The other gave a little groan of weary rememberance rather than pain, and rubbed the back of one hand across his forehead. Simon saw now that he was young, not more than two or three and twenty, with a round, freckled face and snub nose. ‘For the Lord’s sake be quick! What’s happened to the rest of the Cavalry?’

‘They are making a stand round the church, out yonder. If you don’t stop squirming about, how
can
I tie up this gash?’

‘Oh, perdition to that! What’s happening out there?’ The young man had strained up on to one elbow and was staring round at the doorway.

Simon glanced up at the smith, and jerked his head in the same direction. The smith ambled over to it, and disappeared, and a few moments later he was back, grinning. ‘Fine old to-do,’ he reported. ‘They’m shooting from the church tower now. Looks like they’m holding their own, what’s more.’
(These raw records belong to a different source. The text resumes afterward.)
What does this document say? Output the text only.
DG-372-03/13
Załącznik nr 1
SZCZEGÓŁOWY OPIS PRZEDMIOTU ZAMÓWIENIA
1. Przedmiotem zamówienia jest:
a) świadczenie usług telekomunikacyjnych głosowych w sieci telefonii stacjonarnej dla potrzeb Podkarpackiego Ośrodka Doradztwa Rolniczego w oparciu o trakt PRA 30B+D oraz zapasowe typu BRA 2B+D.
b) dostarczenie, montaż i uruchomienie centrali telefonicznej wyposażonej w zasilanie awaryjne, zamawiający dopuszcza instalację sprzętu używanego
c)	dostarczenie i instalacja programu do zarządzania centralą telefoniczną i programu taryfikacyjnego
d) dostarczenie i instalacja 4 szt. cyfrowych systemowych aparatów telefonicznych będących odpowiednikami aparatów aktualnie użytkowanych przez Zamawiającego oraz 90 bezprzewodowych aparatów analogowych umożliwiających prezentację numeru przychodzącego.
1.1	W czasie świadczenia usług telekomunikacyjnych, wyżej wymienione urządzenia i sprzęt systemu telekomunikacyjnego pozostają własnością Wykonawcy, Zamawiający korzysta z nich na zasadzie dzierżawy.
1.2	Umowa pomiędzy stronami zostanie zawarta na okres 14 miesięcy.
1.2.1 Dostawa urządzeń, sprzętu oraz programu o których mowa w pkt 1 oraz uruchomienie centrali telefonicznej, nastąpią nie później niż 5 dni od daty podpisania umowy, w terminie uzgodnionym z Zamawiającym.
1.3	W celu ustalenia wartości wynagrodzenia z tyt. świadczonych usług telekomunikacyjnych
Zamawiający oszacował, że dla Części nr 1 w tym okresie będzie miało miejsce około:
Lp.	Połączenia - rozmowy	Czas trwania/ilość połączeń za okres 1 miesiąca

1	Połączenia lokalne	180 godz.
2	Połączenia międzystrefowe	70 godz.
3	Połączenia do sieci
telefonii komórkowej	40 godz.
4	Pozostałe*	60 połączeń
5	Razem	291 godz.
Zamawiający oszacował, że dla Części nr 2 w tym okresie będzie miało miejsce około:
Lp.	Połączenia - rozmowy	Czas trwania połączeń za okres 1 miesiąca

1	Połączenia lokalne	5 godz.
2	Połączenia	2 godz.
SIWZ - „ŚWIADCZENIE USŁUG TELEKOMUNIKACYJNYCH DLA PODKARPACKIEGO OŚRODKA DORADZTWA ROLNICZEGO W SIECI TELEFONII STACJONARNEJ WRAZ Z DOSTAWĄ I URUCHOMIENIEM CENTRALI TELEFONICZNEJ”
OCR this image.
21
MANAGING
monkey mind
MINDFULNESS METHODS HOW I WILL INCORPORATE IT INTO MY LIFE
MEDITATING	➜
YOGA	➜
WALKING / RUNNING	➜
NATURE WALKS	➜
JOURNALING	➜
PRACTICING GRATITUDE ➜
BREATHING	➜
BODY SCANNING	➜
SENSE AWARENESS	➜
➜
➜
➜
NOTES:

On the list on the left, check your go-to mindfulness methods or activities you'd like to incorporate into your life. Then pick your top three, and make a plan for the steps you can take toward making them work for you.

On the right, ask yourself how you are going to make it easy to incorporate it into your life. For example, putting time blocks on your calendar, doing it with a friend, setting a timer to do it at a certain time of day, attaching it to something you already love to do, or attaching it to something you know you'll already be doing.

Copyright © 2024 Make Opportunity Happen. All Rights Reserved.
The young man relaxed at his words and lay down once more, and Simon was able to get on with his task. As he strained the first strip tight, his patient flinched sharply, and then apologized. ‘Sorry. I’m about at the end of my tether. We all are. It’s a long way from Lostwithiel.’

‘Lostwithiel?’

‘Oh, of course, you wouldn’t know; but you will soon enough. We got drubbed at Lostwithiel.’

The smith bent forward to peer at him. ‘What happened, then?’ he demanded. ‘Do ’ee tell us what happened, my dear soul.’

‘Goring and Grenville made a sudden drive across our rear and—trapped us,’ said the young man, muzzily. ‘Essex got away—I believe he got away—but the Infantry couldn’t, and poor old Daddy Skippon was left to hand over the whole lot.’ He gave a dreary laugh. ‘We only got out because My Lord Goring was drunk, so mazy drunk he couldn’t stop us.’

Amid the tumult of battle outside, the sudden hush in the smithy was like a bubble of utter silence, broken only by Scarlet’s scared fidgeting. ‘Then—do you mean the war is over—we’re beat?’ Simon demanded.

‘No! Not by a long shot! The Royalists are bound to give our Foot a pass—a safe conduct back to Plymouth or Portsmouth when they’ve disarmed them. They can’t feed five thousand prisoners, and even that brute Grenville can’t hang so many—there wouldn’t be trees enough in Cornwall to go round. Daddy Skippon will bring his troops home somehow; and the whole of the Horse got away—leastwise, unless the rest have fared no better than we have. We ran into a blazing regiment of the King’s men up on the moor ’bout six miles from here, and we were too done to beat them off . . . Go and see what’s happening outside.’